In 2004 an outbreak of the disease had a major impact on the citrus industry, while the most recent case was detected in the Northern Territory in 2018. That spread to Western Australian towns Kununurra, Wyndham and other northern communities.

Western Australia was officially declared citrus canker free in November 2019, while efforts to eradicate the disease in the Northern Territory are ongoing and are expected to cost up to A$18.7m. 

Head of biosecurity, Lyn O’Connell, said the items were intercepted on separate occasions and all tested positive for citrus canker pathogen.

“This is an example of the significant biosecurity risks that Australia faces and why it is so important to follow our biosecurity conditions,” said O’Connell.

“These recent interceptions are particularly concerning given there is an ongoing national response plan in place to manage previous detections of citrus canker in Northern Territory and Western Australia.

“In the past few months, a passenger arrived at Brisbane airport with one kilogram of limes and another brought dried citrus peel with them. Biosecurity officers also intercepted dried whole citrus fruit that was imported, and all of these items were confirmed to be carrying the citrus canker pathogen (and subsequently destroyed),” she added.

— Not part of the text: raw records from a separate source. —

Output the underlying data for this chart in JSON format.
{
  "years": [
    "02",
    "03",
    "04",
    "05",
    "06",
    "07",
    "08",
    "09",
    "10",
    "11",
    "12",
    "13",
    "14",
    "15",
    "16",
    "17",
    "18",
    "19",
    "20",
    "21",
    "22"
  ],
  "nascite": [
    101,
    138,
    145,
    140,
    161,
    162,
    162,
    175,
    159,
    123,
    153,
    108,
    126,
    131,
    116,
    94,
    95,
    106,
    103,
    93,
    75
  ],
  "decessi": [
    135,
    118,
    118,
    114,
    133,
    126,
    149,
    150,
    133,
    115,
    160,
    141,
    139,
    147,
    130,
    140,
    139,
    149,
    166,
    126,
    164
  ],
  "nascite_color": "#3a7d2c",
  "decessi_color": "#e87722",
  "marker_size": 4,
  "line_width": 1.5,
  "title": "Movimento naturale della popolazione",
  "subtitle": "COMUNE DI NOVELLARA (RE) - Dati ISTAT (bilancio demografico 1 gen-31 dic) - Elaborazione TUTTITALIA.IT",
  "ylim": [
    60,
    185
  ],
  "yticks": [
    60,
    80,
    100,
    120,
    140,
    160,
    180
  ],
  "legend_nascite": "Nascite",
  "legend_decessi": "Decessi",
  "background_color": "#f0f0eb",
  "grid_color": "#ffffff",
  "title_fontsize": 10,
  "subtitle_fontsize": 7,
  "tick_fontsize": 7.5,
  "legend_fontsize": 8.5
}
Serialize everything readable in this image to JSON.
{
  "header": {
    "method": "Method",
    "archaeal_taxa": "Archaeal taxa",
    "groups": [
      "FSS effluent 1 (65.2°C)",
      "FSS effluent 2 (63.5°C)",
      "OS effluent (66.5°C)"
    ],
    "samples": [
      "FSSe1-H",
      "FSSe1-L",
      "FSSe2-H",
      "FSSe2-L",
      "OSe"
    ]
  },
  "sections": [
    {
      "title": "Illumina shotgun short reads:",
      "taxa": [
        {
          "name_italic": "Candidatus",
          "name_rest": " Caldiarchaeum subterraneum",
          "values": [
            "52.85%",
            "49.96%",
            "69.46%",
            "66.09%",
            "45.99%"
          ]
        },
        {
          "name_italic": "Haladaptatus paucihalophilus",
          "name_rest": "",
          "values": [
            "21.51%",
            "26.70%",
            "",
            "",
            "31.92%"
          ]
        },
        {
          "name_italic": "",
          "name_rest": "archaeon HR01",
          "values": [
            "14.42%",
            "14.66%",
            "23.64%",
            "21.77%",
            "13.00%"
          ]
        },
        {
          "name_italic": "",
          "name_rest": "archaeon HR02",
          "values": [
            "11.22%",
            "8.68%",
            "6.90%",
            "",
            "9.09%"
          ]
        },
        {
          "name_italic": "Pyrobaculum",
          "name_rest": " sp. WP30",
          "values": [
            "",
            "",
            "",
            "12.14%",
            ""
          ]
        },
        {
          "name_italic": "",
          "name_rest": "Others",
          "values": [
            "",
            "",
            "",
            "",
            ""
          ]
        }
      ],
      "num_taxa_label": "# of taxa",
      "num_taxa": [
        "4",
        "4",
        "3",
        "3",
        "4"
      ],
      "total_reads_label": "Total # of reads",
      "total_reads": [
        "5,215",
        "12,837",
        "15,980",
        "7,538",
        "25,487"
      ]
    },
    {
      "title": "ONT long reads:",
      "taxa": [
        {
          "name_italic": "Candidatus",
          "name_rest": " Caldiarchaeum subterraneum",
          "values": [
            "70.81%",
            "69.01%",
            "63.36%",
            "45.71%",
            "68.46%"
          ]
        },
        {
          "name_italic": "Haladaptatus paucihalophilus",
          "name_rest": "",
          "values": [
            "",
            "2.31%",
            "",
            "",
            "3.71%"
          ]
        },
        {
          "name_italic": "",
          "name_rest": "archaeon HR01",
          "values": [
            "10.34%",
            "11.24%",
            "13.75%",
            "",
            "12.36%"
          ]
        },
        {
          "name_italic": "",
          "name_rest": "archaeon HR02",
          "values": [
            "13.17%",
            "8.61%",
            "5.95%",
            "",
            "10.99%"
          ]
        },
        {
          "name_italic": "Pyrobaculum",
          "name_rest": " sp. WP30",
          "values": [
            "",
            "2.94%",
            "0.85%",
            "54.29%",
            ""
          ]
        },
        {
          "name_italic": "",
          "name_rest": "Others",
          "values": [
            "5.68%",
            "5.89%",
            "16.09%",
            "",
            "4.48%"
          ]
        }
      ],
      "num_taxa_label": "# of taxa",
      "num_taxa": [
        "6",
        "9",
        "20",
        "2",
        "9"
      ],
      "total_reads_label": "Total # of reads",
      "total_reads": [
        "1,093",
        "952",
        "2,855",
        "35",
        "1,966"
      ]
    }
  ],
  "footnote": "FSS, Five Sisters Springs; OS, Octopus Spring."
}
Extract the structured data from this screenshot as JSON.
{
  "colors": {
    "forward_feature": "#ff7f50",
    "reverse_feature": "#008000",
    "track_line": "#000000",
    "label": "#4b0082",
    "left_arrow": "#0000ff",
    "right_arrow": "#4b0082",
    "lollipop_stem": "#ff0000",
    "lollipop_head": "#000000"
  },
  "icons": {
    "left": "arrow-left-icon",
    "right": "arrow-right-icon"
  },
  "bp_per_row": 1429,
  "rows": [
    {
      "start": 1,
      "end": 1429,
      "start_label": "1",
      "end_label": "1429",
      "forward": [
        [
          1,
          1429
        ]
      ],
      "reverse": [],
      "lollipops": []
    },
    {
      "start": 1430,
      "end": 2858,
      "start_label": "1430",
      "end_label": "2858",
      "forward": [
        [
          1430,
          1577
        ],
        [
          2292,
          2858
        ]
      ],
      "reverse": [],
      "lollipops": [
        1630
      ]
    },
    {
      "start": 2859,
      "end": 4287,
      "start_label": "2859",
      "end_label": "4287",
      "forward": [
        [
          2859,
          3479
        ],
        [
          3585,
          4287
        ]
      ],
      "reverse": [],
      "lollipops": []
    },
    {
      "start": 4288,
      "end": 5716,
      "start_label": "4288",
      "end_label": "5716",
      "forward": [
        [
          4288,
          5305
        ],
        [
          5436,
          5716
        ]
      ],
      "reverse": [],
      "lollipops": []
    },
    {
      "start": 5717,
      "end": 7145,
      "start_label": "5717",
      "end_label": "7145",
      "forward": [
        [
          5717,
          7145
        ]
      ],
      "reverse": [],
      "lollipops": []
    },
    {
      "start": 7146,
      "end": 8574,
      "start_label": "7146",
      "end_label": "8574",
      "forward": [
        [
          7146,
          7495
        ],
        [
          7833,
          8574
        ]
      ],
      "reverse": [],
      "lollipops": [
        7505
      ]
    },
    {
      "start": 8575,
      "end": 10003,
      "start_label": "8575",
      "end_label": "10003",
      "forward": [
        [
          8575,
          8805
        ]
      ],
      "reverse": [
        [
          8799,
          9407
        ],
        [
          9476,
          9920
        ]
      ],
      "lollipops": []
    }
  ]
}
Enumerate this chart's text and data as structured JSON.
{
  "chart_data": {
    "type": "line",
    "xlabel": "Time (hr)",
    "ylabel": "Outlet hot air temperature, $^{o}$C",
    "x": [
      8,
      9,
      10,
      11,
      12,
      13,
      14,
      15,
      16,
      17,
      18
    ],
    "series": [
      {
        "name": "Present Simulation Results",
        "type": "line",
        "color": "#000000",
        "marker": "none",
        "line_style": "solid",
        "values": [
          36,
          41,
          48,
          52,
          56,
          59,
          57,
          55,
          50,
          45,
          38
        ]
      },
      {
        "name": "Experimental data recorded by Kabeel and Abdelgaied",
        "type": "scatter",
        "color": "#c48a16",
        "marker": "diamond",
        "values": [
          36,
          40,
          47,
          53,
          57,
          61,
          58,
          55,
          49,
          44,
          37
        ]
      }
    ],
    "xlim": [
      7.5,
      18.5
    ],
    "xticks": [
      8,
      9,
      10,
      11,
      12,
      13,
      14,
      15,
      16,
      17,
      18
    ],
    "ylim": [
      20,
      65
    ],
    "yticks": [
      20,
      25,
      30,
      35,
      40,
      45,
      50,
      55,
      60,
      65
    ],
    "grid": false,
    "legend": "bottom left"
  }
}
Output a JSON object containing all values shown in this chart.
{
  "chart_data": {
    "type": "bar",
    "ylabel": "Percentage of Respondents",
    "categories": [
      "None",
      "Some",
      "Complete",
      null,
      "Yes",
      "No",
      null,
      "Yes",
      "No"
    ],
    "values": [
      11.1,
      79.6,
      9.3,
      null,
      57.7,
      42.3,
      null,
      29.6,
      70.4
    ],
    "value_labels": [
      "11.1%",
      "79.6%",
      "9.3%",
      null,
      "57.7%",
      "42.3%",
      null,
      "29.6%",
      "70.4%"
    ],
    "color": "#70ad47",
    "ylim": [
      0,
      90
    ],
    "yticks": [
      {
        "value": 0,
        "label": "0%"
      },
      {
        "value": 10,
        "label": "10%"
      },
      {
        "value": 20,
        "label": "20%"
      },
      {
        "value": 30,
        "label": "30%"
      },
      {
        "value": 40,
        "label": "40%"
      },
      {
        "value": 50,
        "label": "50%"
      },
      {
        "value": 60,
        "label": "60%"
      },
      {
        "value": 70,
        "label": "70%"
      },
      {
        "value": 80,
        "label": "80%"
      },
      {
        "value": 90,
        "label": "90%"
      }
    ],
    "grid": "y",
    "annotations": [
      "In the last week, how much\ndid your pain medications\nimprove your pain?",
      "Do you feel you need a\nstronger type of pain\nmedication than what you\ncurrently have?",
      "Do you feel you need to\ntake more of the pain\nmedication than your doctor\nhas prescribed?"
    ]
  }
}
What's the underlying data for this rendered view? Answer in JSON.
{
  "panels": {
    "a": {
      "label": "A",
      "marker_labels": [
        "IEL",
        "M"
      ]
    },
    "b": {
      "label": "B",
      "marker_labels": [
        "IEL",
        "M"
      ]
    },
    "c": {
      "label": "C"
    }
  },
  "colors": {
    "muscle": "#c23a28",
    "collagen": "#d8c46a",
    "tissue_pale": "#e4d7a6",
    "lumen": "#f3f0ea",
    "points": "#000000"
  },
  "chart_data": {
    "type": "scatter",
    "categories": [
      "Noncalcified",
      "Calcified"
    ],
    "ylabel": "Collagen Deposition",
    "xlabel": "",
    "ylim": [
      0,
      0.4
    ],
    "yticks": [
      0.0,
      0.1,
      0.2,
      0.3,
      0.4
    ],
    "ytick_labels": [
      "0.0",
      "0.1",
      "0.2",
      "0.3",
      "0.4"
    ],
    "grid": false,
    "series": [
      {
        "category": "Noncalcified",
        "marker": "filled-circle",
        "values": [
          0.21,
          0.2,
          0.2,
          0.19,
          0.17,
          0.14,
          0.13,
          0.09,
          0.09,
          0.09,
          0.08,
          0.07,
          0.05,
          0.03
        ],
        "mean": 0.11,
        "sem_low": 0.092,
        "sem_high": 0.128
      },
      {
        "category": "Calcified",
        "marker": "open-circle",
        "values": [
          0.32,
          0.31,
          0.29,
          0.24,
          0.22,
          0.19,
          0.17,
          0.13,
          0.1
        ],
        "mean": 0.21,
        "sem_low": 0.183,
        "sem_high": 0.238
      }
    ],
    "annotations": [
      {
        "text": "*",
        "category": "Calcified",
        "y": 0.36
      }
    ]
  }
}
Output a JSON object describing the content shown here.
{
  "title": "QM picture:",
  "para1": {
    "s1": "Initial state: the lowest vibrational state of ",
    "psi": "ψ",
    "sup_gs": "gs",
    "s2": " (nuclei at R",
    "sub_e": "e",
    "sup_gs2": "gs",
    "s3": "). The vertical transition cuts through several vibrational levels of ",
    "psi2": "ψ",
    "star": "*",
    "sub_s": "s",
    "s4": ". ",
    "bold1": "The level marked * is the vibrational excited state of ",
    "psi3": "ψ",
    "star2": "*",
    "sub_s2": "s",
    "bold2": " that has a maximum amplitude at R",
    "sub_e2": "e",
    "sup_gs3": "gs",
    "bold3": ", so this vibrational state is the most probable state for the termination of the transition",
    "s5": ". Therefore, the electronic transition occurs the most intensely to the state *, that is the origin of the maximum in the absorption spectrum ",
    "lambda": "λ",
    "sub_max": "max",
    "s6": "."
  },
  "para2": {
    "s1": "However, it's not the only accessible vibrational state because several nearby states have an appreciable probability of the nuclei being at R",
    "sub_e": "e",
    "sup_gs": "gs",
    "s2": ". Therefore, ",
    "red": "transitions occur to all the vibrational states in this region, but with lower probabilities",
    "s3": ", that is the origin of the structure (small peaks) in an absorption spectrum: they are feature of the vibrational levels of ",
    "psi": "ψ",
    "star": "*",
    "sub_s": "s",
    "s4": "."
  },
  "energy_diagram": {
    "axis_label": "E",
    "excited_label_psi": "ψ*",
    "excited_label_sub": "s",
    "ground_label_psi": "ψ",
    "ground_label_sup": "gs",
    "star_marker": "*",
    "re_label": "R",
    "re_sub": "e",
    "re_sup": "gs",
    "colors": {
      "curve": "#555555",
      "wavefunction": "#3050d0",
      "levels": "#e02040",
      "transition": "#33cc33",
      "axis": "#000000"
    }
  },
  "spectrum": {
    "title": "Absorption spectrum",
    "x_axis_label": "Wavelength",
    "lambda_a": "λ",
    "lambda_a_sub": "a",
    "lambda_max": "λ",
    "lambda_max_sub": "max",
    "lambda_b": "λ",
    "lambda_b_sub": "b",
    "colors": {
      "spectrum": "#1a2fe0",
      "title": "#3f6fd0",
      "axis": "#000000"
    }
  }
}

The interception of the infected citrus has prompted Citrus Australia chief executive, Nathan Hancock, to call for an increase in investment in border security. 

“We appreciate the hard work of those at our border and appreciate their efforts to protect our industry and the community’s backyard citrus,” said Hancock.

“We commend the professionalism of Australia’s biosecurity officers and detector dogs, and they should be supported with additional resources. Unfortunately, the importance of biosecurity is being ignored by too many travellers and we need to bolster our capabilities to weed them out,” he added.

In 2019, a total 12,000 citrus items were intercepted at Australia’s international airports.

O’Connell noted the work of biosecurity officers and detector dogs, adding these interceptions served as a valuable reminder that prevention is a joint effort.